Ayrıca onun eğitimi onun için çok etkiliydi, bu yüzden yeterli hazırlık yapılana kadar ona güvenmeye karar verdi.
Ormandan döndüğünde yoğun ormanın çıkışının yakınında duran bir kadın figürü gördü. Aydan gelen yarı saydam mavi ışık, bu sakin gecede sanki bir peri ayakta duruyormuş gibi bir his uyandırıyordu. –
Tam tersine Theo'nun kalbi o figüre bakarken hiç de sakin değildi. Tabii farklı bir nedenden dolayı...
'Beni takip mi etti? Bende olduğunu düşünüyordum-”
Daha düşüncesini bitirmeden, ona baktı ve nazik bir gülümsemeyle baktı. “Eğitimini tamamladın mı?”
“…” Theo kaşlarını çattı, ne kadarını bildiğini merak ediyordu. Ama efendisinin bunu bilmesi gerekiyordu ve Alea'nın bilmesini engellemiş olmalı. Bir an düşündü ve başını salladı. “Evet.”
“Bu iyi. Neyse, sana yarın buluşacağımız yerin yerini vermek istedim. Haritanı aç.”

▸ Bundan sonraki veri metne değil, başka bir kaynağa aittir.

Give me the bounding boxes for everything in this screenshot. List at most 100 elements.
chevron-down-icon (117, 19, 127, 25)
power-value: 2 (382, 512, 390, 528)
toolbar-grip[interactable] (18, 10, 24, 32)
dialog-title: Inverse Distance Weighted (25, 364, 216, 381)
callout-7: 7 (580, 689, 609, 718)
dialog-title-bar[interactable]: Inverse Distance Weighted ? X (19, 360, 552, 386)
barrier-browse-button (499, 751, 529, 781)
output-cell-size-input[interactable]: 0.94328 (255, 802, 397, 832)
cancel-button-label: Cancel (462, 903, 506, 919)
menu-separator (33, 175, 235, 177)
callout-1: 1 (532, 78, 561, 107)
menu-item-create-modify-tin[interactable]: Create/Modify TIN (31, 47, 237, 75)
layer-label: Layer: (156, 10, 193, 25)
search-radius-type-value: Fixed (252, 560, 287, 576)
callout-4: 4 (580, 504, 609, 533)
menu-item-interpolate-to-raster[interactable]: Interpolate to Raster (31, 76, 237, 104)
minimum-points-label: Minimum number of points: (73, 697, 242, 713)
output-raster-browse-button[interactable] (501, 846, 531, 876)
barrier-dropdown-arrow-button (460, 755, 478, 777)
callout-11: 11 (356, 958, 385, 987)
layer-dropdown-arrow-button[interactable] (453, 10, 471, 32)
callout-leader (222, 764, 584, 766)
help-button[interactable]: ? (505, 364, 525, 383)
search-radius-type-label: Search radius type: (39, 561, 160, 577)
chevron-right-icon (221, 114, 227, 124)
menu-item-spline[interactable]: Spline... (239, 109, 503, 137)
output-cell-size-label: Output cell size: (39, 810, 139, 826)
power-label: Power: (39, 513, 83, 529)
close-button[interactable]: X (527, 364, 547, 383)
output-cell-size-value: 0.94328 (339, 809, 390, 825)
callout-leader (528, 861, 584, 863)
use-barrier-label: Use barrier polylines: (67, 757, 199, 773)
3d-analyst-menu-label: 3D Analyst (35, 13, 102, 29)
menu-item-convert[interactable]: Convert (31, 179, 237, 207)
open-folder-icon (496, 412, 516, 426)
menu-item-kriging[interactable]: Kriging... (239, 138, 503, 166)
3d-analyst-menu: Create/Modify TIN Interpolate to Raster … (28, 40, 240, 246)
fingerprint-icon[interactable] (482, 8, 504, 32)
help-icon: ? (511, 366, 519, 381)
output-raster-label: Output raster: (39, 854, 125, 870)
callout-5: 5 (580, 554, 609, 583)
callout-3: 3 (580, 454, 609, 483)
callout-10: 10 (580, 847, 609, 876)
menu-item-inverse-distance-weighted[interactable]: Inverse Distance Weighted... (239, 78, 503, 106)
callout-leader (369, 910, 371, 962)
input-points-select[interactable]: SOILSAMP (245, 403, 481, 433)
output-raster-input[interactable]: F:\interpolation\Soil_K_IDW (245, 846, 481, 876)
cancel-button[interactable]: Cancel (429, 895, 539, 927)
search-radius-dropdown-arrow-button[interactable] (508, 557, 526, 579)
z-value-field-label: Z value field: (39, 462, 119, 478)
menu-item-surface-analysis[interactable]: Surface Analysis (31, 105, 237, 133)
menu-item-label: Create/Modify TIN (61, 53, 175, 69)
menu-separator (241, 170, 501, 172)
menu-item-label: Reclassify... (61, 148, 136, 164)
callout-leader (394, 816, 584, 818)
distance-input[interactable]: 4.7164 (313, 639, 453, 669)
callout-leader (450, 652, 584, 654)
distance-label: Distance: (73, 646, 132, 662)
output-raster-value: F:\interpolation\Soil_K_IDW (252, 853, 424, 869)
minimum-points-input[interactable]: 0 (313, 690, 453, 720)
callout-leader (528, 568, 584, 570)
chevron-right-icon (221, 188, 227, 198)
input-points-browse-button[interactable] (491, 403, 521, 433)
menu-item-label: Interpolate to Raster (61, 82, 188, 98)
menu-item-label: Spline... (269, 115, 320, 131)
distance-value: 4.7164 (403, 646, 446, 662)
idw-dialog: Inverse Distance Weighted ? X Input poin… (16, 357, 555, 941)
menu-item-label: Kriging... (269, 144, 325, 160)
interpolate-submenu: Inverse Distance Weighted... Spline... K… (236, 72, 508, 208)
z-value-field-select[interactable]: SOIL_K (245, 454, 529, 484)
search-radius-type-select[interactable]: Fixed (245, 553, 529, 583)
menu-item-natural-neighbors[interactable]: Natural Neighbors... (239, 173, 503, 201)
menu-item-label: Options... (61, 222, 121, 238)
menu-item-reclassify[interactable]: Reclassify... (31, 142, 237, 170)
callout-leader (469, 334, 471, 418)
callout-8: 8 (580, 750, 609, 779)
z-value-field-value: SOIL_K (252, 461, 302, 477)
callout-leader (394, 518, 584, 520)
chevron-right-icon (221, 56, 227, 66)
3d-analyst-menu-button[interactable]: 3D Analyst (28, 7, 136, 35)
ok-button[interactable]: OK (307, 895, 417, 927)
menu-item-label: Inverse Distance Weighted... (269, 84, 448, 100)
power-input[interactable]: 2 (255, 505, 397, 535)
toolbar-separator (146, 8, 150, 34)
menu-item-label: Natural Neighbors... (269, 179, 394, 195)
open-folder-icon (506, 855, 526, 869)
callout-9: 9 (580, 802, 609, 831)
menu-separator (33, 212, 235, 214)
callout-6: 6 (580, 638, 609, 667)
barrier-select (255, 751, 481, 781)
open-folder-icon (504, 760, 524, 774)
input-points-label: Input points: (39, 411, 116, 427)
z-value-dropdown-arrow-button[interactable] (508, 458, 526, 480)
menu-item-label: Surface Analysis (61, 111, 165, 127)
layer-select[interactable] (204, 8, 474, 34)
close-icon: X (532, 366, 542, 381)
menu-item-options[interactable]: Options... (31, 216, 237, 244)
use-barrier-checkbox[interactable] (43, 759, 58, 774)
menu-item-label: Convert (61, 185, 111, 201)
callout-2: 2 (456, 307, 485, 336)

Theo Skylink'ini çıkardı ve haritayı açtı.
Alea ona koordinatı verdi ve haritaya girdi. Neyse ki burada savaşan insanlar haritayı güncelleyerek mevcut haritalarını diğer insanların kullanması için biraz daha büyüttüler.
Odak noktası haritaya odaklandığında aniden sesi kulaklarında yankılandı.
“Seni takip etmedim tamam mı?”
“Ha?” Theo vizyonunu yükseltirken kafası karışmıştı. Alea çoktan arkasını döndü ve yürümeye başladı.
“En azından bu kadar saygı ve mahremiyet göstereceğim. Bir şey senin için çok önemli olduğunda da beni azarlayabilirsin ve ben de seni bu konuda rahatsız etmeyi bırakırım. Bir şey daha… Bana onur unvanı olmadan Alea de. Bu bir rica çünkü onur, savaşta komuta zincirimizi geciktirecek bir güçlük. Tamam mı? Anladıysan, o zaman vücudunu dinlendir. Sonuçta yarın yola çıkacağız. Yarın sabah 7'de görüşürüz.” Arkasına bakmadan ormandan dışarı atladı.
Theo başının arkasını kaşıdı ve tuhaf bir gülümsemeyle gülümsedi. Alea hakkında başka bir izlenim edindi. Her ne kadar sinir bozucu olsa da o kadar da kötü görünmüyordu.